Yeah I’m fulfilling obligations. Key provided for coverage. Reviewing on Xbox.

I’m learning a lesson on biting off more than you can chew as my press score dips down into the two star range and I haven’t followed up on half the games I promised I’d actually get around to covering. So let’s talk about some early impressions of Icarus, shall we?

I’ve had a few false starts on covering ICARUS because I always try to give everything a fair shake and there’s nothing particularly fair about ICARUS. Billed as a hardcore survival game from that Dean Hall guy who made DayZ, ICARUS is without a doubt quite hardcore. How hardcore?

How about landing on the starter mission and immediately and repeatedly getting killed by wildlife before I even have a chance to read the tutorial text. That kind of hardcore. The kind of hardcore where the game says hello by just killing you.

ICARUS is a trial by fire and the game throws you right in with very little explanation on how to actually do things. My advice? Have a browser open and a link to the interactive map so you know how to actually interact with the tools you’ll be building.

But I got my little shack up and running and now I’m working on getting some animal skins together to build a bedroll because bedrolls are oddly expensive in terms of animal skins. Kinda crazy how the game had no trouble throwing beasts at me before I had a way of defending myself, and now that I’m out for animal skins there’s no animals in sight.

How hardcore is ICARUS? I built a little shack to get out of the weather and then the thing freaking caved in because the storm ripped up the trees and threw them on my house. Granted, that’s also when I learned the game is a little wonky. A wolf got caught on the fallen tree limbs and actually physics’d them into the house doing more damage.

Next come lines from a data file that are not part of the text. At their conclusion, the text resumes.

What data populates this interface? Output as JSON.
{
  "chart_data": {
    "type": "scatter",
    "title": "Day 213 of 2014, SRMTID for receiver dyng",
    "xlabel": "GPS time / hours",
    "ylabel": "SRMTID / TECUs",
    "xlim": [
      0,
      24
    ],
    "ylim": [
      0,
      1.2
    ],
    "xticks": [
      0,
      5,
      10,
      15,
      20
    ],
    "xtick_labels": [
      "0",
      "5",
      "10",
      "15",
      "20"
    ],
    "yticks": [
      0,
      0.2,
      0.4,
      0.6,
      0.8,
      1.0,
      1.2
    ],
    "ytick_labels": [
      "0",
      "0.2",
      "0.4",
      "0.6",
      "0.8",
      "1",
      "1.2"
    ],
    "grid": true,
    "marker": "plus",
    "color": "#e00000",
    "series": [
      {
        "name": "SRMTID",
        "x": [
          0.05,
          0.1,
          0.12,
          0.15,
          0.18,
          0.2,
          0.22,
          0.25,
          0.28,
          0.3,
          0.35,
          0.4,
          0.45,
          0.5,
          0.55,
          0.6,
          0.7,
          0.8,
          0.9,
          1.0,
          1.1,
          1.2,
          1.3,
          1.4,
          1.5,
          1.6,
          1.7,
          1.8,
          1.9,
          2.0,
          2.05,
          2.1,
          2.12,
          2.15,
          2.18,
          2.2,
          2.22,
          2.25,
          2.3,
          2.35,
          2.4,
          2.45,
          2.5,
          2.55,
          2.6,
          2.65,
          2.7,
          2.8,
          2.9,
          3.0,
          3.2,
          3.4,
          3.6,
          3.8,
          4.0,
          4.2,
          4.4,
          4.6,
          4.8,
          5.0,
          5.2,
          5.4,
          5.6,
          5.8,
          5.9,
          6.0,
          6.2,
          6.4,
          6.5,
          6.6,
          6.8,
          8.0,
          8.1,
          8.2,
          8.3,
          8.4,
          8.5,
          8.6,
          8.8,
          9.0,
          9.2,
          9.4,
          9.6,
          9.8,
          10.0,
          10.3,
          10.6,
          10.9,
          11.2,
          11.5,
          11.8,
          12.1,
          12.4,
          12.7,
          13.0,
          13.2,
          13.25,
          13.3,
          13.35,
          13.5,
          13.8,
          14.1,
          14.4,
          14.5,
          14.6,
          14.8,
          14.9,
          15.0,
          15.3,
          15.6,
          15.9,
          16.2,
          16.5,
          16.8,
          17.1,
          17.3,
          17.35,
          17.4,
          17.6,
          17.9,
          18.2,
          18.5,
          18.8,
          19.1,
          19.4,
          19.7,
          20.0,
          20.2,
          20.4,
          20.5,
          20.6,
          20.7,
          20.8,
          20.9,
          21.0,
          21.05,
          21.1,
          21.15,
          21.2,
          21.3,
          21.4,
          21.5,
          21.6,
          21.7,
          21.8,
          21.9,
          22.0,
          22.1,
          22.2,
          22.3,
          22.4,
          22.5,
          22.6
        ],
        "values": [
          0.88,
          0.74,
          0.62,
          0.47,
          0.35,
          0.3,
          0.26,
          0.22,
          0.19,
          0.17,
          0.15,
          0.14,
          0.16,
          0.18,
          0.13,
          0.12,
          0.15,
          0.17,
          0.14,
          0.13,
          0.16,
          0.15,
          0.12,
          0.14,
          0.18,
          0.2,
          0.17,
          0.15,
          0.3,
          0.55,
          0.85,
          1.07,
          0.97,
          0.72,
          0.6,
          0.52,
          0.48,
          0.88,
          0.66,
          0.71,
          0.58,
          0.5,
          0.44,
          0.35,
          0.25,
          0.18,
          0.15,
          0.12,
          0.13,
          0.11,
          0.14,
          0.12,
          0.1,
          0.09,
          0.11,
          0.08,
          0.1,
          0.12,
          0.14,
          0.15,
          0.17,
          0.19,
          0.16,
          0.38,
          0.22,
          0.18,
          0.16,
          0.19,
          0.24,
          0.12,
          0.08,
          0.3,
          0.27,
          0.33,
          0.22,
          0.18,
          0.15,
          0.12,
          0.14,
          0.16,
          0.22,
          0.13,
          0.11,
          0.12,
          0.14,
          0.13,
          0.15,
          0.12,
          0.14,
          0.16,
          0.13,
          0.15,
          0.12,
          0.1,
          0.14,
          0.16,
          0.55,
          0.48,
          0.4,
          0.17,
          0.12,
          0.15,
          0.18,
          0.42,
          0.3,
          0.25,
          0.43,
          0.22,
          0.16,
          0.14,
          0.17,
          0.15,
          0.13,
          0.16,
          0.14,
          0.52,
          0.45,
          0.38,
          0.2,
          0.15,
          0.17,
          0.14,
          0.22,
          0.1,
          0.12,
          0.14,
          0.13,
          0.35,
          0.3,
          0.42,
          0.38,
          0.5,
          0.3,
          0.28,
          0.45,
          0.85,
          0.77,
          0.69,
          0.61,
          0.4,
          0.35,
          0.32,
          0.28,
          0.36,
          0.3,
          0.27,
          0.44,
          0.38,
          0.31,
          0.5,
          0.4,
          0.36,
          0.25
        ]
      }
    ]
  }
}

But I am having fun with ICARUS so far, even if I have died more than I’ve spent time doing things that are productive. My biggest issue with ICARUS is that it falls into the same trap as other hardcore survival games; your character has the metabolism of a hummingbird.

What does that mean? Your character needs to eat, drink, and have their oxygen refilled roughly every five minutes or they’ll starve to death. I absolutely hate the endless babysitting that comes with survival games, and I prefer the ones that balance those systems out so you’re not constantly maintaining them to the detriment of everything else in the game.

And in ICARUS your food actively degrades. Who knows. I’m sure there’s a setting I can toggle somewhere for that on the regular survival worlds. I’m working on it. It is a pretty game though.